Il y avait une seconde raison d’union : c’est que tout le monde était ou voulait se dire partisan de l’union. Nous avons même assisté sur ce point, et parfois d’une manière bien imprévue, à une véritable surenchère de bonne volonté. Tout le monde admettait la nécessité d’un Congrès annuel, d’une commission permanente. Personne, en revanche, ne voulait pousser l’unité jusqu’au point où elle absorberait et ferait disparaître dans le parti centralisé les organisations autonomes. On était d’accord sur les principes, on était d’accord sur la limite. Les guesdistes ont manifesté autrefois, vis-à-vis des coopératives ou même des syndicats, une réserve presque défiante. Aucune contestation ne s’est plus élevée pourtant sur leur droit d’être représentés dans la direction future du parti unifié. L’idée même des fédérations départementales, idée grave, à peine étudiée par certaines organisations, introduite un peu par surprise dans les débats du Congrès, a rallié un assentiment unanime.

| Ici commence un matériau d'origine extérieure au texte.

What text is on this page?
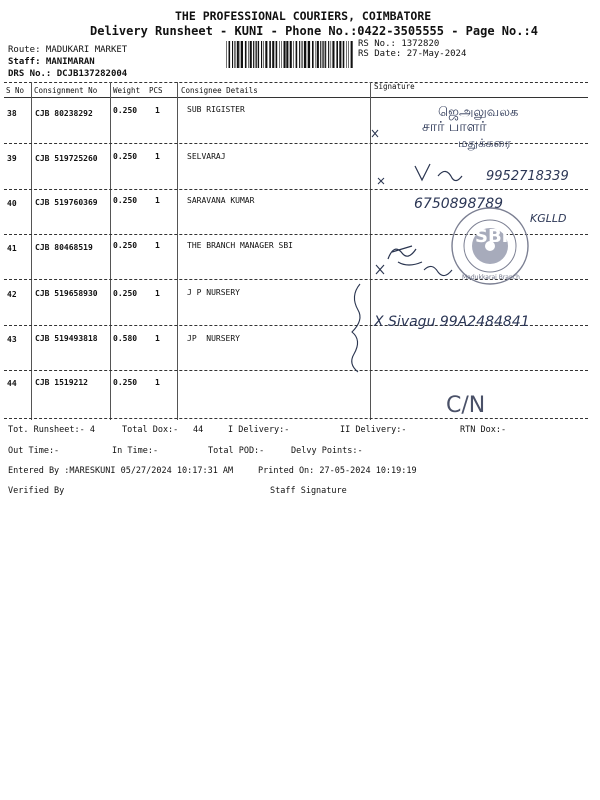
THE PROFESSIONAL COURIERS, COIMBATORE
Delivery Runsheet - KUNI - Phone No.:0422-3505555 - Page No.:4
Route: MADUKARI MARKET
Staff: MANIMARAN
DRS No.: DCJB137282004
RS No.: 1372820
RS Date: 27-May-2024
S No Consignment No Weight PCS Consignee Details	Signature
38 CJB 80238292	0.250 1	SUB RIGISTER
39 CJB 519725260 0.250 1	SELVARAJ
40 CJB 519760369 0.250 1	SARAVANA KUMAR
41 CJB 80468519	0.250 1	THE BRANCH MANAGER SBI
42 CJB 519658930 0.250 1	J P NURSERY
43 CJB 519493818 0.580 1	JP  NURSERY
44 CJB 1519212	0.250 1
ஜெஅலுவலக
சார் பாளர்
மதுக்கரை
9952718339
6750898789
KGLLD
SBI
Madukkarai Branch
X Sivagu 99A2484841
C/N
Tot. Runsheet:- 4	Total Dox:- 44	I Delivery:-	II Delivery:-	RTN Dox:-
Out Time:-	In Time:-	Total POD:-	Delvy Points:-
Entered By :MARESKUNI 05/27/2024 10:17:31 AM	Printed On: 27-05-2024 10:19:19
Verified By	Staff Signature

De longues discussions se sont élevées sur l’organisation de ce Comité Directeur, sur son mode d’élection. La véritable question était évidemment de savoir quelle organisation, quelle tendance y aurait la majorité. Elle s’est posée, à de certains moments, avec une âpreté singulière, entre Guesdistes et Blanquistes coalisés et les trois autres organisations. Mais considérons les résultats. Ici encore, une unanimité s’est rencontrée. Elle s’est trouvée acquise à un système modéré, grâce auquel la majorité ne se trouvera liée à aucun groupe, à aucun système, mais se trouvera probablement déplacée, d’une année à l’autre, par les fédérations nouvellement constituées, — restant ainsi une image toujours vivace, toujours récente et sincère de la France Socialiste.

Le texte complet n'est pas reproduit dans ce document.